APRA expects entities will adopt effective assurance mechanisms and approaches. This would include at a minimum:

  • Employing globally recognised control frameworks including control libraries and change control for AI implementations.
  • Applying integrated assurance across cyber security, data governance, model performance risk, operational resilience, privacy, and conduct risks.
  • Second line risk management and internal audit functions possess technical capability and tooling to independently assess AI systems including probabilistic models and agentic workflows.
  • Conducting comprehensive risk and information security assessments prior to deployment and throughout the lifecycle. Monitoring should be continuous and proportionate to the criticality of the use case, including consideration of model purpose, limitations, explainability and potential customer impacts.

Cyber

APRA is also engaging across the sector on the potential for increased cyber threats from high capability AI frontier models such as Anthropic Mythos.

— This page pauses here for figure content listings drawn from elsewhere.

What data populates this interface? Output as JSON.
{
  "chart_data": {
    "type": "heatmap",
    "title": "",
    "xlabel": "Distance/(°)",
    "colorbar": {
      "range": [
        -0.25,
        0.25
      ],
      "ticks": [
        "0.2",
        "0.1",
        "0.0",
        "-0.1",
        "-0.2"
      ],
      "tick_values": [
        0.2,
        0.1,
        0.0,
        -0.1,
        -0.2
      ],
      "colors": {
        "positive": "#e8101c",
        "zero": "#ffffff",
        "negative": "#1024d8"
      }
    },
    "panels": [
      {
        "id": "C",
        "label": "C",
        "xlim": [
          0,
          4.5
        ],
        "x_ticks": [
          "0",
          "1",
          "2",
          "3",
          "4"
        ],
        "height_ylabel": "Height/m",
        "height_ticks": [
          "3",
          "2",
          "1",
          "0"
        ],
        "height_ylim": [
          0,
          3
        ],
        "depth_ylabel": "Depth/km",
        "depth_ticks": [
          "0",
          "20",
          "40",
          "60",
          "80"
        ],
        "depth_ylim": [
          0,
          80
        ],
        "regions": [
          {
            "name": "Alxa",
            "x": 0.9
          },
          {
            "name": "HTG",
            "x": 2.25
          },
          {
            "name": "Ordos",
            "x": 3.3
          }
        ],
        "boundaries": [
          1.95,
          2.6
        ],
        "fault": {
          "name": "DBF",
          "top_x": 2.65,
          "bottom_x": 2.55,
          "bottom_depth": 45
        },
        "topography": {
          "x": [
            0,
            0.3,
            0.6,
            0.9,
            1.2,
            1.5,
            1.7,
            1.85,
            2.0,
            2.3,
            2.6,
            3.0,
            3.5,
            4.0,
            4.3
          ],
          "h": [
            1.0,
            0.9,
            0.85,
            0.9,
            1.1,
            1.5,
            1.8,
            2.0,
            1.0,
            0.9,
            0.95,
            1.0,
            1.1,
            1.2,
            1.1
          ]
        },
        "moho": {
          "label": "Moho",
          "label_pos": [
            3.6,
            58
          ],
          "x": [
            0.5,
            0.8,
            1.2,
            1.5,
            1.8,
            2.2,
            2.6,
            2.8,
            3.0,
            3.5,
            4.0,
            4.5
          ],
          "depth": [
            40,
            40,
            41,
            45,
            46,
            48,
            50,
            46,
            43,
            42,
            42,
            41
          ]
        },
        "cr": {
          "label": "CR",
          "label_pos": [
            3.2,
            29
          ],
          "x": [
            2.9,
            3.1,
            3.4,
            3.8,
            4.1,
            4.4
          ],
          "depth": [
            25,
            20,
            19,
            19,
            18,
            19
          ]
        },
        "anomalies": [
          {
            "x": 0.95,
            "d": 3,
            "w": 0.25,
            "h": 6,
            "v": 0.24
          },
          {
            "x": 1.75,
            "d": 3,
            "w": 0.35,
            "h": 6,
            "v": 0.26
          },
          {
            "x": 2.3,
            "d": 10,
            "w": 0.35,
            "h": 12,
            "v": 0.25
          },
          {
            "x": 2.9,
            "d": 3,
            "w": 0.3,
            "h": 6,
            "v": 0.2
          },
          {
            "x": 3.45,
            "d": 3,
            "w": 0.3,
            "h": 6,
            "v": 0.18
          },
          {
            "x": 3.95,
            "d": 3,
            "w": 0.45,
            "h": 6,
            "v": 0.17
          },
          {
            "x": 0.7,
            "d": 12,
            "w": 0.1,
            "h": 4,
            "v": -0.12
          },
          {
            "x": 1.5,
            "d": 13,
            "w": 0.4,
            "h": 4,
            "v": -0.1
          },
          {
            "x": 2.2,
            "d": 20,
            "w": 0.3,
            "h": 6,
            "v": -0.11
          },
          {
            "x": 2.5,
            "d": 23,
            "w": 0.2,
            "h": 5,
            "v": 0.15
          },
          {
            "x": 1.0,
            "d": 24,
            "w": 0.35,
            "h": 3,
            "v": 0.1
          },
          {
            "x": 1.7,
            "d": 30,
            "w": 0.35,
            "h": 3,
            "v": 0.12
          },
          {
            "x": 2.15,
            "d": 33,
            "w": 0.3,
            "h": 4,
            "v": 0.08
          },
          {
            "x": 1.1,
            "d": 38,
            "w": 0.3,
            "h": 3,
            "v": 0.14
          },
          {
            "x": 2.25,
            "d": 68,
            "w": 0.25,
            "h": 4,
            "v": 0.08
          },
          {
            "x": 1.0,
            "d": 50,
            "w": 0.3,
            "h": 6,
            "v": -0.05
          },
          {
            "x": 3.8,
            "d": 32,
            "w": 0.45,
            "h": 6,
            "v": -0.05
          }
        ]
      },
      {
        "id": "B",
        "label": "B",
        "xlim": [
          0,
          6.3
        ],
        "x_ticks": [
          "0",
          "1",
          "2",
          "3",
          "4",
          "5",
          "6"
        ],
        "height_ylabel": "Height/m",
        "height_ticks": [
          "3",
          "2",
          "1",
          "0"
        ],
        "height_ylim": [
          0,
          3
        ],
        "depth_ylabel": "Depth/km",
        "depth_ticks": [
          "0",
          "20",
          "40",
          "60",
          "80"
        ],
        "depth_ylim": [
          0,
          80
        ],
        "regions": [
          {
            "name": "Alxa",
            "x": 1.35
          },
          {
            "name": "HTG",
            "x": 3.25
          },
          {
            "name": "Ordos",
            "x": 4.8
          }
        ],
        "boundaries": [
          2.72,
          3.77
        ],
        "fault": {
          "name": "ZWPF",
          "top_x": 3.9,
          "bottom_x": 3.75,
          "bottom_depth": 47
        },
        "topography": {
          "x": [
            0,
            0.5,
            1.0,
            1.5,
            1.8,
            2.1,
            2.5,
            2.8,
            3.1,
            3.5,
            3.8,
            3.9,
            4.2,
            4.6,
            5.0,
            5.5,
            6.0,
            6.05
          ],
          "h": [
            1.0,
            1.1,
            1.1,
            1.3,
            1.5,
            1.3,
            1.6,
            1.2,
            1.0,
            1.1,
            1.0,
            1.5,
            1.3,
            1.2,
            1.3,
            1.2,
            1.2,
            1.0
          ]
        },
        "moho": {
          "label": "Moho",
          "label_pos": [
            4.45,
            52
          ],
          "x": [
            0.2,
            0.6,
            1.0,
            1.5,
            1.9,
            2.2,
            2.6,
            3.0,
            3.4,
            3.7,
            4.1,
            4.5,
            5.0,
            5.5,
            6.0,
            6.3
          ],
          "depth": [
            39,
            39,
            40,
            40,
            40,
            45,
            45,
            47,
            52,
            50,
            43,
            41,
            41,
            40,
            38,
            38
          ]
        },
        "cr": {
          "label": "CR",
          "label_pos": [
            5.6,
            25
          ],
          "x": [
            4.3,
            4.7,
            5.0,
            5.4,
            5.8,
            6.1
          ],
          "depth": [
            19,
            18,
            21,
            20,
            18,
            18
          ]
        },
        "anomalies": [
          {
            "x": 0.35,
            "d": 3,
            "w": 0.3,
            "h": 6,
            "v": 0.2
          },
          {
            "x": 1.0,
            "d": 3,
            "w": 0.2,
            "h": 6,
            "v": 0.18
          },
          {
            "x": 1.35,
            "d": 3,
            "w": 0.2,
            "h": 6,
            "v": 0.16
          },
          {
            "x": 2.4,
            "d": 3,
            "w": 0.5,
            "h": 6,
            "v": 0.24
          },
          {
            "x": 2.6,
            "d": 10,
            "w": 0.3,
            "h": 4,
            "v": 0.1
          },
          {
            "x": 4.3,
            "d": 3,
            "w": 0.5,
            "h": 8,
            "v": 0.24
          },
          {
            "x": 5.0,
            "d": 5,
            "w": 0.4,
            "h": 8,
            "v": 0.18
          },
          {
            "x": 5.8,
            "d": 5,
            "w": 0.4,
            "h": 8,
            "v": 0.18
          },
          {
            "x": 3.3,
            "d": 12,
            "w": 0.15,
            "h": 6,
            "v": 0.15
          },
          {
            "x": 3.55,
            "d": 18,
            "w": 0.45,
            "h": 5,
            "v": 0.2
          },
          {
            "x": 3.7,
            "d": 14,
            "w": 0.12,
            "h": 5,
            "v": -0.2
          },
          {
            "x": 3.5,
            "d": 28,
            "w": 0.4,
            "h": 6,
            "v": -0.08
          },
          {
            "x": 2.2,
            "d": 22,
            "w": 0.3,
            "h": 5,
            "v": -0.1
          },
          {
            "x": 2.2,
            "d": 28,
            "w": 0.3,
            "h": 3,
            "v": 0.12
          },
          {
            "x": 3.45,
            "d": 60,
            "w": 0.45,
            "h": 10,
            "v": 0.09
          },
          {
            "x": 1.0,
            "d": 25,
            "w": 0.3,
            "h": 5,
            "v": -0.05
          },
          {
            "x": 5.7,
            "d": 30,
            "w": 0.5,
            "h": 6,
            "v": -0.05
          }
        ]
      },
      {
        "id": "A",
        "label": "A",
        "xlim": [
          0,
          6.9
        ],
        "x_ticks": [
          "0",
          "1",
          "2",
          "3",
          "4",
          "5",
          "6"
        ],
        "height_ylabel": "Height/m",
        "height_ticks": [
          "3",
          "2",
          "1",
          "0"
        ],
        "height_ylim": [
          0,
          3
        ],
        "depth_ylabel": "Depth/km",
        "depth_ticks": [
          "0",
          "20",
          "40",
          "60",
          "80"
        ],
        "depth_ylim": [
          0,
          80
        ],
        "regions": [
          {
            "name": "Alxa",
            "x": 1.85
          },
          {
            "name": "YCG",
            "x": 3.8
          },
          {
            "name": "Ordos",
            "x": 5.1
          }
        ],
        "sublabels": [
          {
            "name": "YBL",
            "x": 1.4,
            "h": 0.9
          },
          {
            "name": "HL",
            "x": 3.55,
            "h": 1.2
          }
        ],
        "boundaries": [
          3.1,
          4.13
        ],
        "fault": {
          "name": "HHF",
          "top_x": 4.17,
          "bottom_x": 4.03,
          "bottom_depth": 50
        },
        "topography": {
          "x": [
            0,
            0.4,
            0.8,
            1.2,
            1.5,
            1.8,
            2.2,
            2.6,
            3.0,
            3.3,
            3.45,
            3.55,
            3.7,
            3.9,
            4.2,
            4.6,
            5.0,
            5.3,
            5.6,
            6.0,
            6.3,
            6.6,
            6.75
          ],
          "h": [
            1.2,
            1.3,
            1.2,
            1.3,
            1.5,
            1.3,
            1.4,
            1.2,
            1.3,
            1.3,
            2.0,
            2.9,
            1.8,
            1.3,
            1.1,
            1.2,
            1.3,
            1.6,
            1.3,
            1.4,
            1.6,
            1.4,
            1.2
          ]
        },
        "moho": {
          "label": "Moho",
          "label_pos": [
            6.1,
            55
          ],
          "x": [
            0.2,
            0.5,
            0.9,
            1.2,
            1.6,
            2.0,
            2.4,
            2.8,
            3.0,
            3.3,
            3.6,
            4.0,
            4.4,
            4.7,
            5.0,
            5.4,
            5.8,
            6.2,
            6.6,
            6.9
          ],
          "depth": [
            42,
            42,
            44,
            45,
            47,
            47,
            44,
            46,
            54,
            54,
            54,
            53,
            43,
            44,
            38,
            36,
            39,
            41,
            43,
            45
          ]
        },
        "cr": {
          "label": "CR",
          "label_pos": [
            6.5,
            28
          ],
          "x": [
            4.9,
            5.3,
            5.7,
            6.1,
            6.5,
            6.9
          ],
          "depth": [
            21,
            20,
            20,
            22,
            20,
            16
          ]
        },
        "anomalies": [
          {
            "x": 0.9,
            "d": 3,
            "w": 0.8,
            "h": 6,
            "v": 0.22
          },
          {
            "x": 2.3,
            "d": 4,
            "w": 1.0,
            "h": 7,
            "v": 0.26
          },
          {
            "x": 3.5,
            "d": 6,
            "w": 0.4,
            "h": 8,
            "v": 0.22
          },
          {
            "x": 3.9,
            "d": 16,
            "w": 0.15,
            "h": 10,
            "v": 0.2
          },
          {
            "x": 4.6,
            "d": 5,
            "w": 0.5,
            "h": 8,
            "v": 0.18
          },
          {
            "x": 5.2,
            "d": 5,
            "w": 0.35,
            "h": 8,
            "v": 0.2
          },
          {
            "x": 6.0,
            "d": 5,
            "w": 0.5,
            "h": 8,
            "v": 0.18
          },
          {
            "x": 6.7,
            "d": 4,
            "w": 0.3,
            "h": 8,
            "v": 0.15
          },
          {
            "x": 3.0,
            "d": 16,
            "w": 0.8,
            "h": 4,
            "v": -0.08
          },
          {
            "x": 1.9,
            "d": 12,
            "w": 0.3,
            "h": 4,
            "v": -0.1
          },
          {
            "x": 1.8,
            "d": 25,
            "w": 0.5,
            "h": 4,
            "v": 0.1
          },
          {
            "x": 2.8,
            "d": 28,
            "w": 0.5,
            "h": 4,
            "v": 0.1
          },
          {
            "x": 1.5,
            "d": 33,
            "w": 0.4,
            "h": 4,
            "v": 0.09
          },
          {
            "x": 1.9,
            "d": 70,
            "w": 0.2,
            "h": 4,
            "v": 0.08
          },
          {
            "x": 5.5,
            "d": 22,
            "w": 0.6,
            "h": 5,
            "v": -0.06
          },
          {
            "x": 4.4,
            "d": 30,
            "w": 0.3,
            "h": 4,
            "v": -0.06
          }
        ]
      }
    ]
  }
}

APRA expects entities to actively manage information security vulnerabilities and threats. This would include:

  • Assessing the implications of AI reliance for operational resilience and business continuity. Where AI supports critical operations, credible fallback processes are required.
  • Security controls and capabilities that effectively address AI‑specific threats and attack paths. This would include strong privileged access management, timely patching, hardened configurations, automated vulnerability discovery, penetration testing, and controls over agentic and autonomous workflows.
  • Robust security testing across AI‑generated code, software components and libraries.
  • Ongoing consideration of third-party and concentration implications in relation to common platforms, services, and providers.

Next steps

APRA is currently finalising its forward plan with regards to supervision of AI risks, taking a proportional approach to entity prudential reviews, thematic activities and AI supplier engagement. APRA will continue and monitor the use of AI to assess potential prudential risks and consider whether further APRA policy action may be needed.

While the letter provides guidance based on current observations, APRA strongly encourages entities to engage early with APRA’s Non-Financial Risk Team via its supervisors on any unexpected or heightened AI-related risk concerns, including where existing risk management approaches may be challenged.